5-year CDS price: 99 bps
Debt to GDP Ratio (2009): 77.5%
Other problems: France has been crushed by austerity protests over raising the retirement age, and it is creating political uncertainty within the country. If France cannot tame its own spending, it is unlikely it will be able to provide continued support to the eurozone's fringe.
5-year CDS price: 182 bps
Debt to GDP Ratio (2009): 97.6%
Other problems: Belgium has debt problems, but there is also a political crisis looming that could rip the nation in two. Dutch speaking Flanders and French speaking Wallonia have been unable to sort out a government.
The country's debt to GDP ratio is likely to be over 100% in 2010, according to WSJ.com.
5-year CDS price: 246 bps
Debt to GDP Ratio (2009): 115.2%
Other problems: Italy has seen austerity protests in recent weeks, but more worrying might be the country's economic slowdown. That slowdown could lead to a reduction in tax revenues, increasing the country's deficit.
Right now, Italy's banks are not in need of much support, but a further slowdown in the eurozone might force them to go to the ECB for aid.
5-year CDS price: 352 bps
Debt to GDP Ratio (2009): 52.2%
Other problems: Spain's banking sector has, thus far, not been in need of much aid from the public sector.

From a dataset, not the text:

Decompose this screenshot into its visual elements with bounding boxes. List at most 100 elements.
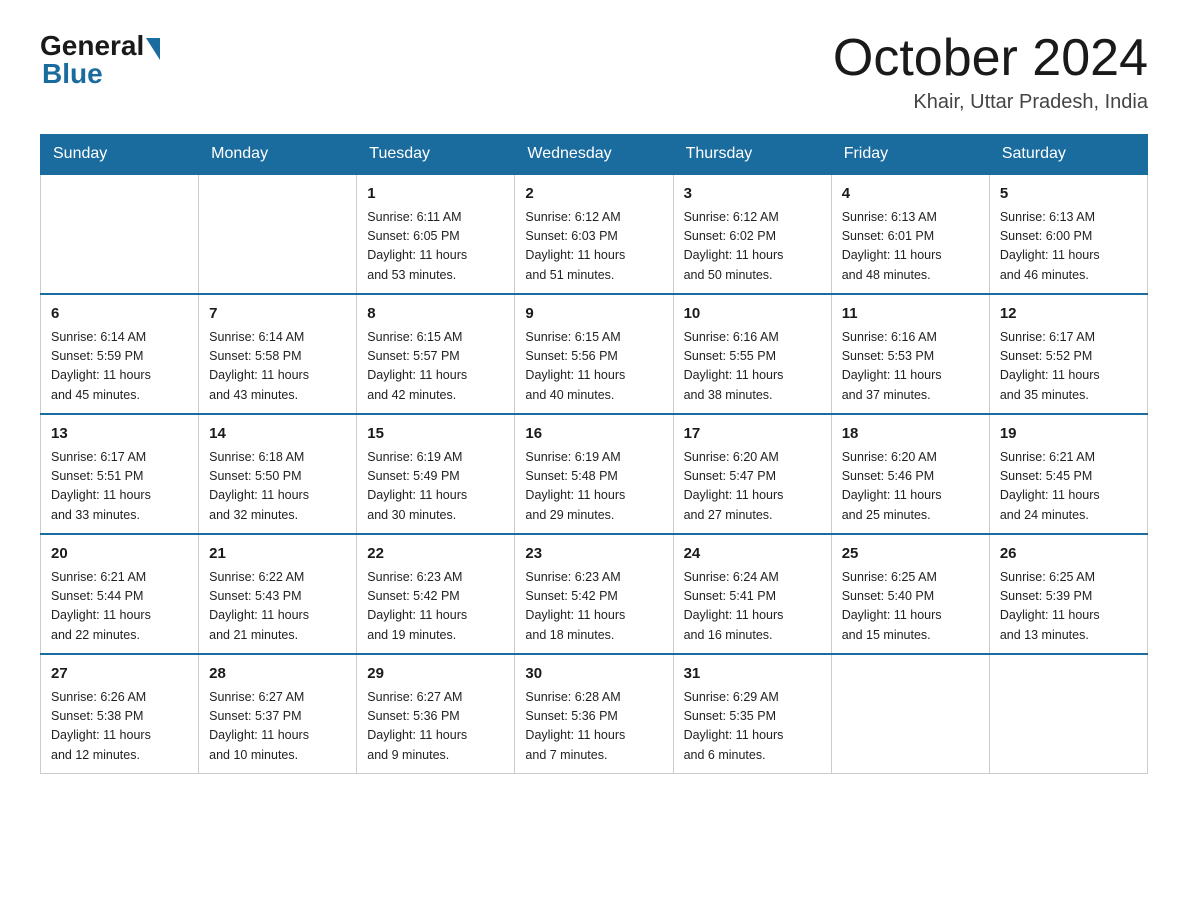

This could change dramatically, however, if home prices continue to dip across the country, much like they did in Ireland.
Then Spanish banks might need support from the Spanish government, which would then seek help from the European Union and, in the worst case scenario, the IMF.
5-year CDS price: 545 bps
Debt to GDP Ratio (2009): 76.9%
Other problems: The pace at which portugal is taming its budget deficit is underwhelming, with its current deficit at 9.5% of GDP according to opposition party officials.
The country's current account balance is also in terrible shape, projected to be the worst in the eurozone in 2011 and 2012.